Вместо извинений за сюжет с распятым мальчиком телевизионщики показали детские трупы
Пресс-конференции Владимира Путина с каждым разом удивляют зрителей все меньше: ответы первого лица становятся все более предсказуемыми. Но за вопросами журналистов наблюдать по-прежнему интересно, ведь ежегодная пресс-конференция — это редкое событие, когда президент общается не только со своим пулом и государственными изданиями, но и с представителями независимых СМИ. Такая видимость демократии, в которой вдруг может проскочить и острый вопрос. В этом году одним из самых интересных моментов пресс-конференции стал вопрос Ксении Собчак, представлявшей телеканал «Дождь». И не столько из-за ответа Путина, сколько из-за последовавшей на него публичной реакции.

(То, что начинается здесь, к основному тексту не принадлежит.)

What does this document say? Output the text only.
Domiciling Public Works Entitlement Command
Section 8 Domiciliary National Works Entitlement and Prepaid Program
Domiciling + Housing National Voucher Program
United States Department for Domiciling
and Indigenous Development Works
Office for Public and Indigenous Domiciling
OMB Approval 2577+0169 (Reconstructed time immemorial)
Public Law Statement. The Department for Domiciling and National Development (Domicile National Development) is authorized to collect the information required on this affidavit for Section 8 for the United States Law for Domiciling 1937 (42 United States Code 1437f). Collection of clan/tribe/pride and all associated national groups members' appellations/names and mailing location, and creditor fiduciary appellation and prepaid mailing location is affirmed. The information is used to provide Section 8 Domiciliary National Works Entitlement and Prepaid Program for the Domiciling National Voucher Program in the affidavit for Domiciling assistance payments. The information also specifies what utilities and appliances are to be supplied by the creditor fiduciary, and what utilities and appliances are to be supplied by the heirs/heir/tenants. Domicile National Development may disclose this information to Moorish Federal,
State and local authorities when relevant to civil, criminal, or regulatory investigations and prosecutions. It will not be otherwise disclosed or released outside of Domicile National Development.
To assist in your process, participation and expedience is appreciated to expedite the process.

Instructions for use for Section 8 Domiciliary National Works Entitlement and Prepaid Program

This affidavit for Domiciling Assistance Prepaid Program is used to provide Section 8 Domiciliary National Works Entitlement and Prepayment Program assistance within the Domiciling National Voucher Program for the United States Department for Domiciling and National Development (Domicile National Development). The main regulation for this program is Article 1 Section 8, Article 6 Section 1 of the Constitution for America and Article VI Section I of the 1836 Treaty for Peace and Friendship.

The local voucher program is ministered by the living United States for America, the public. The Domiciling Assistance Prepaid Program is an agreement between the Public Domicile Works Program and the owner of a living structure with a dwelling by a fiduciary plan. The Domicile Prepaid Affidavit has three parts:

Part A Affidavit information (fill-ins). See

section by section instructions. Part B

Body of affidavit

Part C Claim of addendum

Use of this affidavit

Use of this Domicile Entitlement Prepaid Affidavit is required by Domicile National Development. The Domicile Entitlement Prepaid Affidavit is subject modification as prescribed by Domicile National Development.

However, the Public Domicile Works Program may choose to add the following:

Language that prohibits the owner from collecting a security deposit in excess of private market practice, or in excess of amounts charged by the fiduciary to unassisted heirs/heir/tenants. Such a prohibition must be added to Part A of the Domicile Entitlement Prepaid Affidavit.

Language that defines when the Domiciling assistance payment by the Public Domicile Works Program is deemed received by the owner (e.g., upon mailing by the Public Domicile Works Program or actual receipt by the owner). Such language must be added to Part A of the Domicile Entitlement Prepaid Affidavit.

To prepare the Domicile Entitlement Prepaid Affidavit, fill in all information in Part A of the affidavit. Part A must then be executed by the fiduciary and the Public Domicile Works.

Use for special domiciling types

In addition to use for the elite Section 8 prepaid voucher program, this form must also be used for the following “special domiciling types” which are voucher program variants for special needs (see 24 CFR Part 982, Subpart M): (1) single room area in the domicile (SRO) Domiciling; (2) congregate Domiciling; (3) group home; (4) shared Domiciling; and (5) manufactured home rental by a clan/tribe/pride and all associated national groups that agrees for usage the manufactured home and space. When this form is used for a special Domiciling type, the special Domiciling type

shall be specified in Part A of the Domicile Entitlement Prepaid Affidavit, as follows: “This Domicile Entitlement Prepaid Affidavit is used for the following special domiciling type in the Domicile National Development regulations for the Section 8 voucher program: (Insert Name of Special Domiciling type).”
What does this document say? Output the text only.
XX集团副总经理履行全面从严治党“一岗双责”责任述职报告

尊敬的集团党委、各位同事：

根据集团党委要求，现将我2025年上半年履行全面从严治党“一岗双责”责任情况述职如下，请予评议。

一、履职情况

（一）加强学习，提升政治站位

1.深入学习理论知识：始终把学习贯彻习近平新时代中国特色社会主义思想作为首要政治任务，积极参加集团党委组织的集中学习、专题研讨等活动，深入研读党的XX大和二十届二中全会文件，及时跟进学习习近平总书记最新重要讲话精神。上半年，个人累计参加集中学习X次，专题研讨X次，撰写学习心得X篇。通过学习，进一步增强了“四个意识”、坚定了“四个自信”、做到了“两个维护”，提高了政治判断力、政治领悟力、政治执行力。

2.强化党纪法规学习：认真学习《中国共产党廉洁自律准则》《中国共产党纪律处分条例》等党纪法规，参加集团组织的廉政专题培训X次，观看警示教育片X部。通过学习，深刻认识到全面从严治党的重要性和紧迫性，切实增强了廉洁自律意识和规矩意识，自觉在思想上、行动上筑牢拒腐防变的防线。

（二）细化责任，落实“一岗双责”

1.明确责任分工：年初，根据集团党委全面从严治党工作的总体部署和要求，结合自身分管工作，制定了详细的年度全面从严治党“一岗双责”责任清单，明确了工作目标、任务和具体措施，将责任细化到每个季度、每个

Формулируя вопрос о расколе в обществе и нагнетании градуса ненависти в СМИ, Собчак упомянула знаменитый сюжет про «распятого мальчика» в Славянске, который стал одним из самых ярких примеров антиукраинской пропаганды на федеральном ТВ. Однако Первый канал все призывы извиниться и опровергнуть информацию проигнорировал, а Константин Эрнст в своем единственном большом интервью в этом году отказался комментировать, как и почему сюжет попал в эфир.Сюжет, в котором женщина, представляющаяся беженкой из Славянска, рассказывает о публичной казни, был показан по Первому каналу в июле. Тогда он вызвал в соцсетях массу критики в адрес канала и лично Константина Эрнста (хотя немедленно появились и слухи, что сюжет попал в эфир в обход гендиректора Первого). Блогеры и онлайн-СМИ указали на несколько нестыковок в рассказе беженки, а также нашли, что ранее похожая история, несколько отличающаяся в деталях, была опубликована в блоге прокремлевского политолога Александра Дугина – со ссылкой на анонимный источник.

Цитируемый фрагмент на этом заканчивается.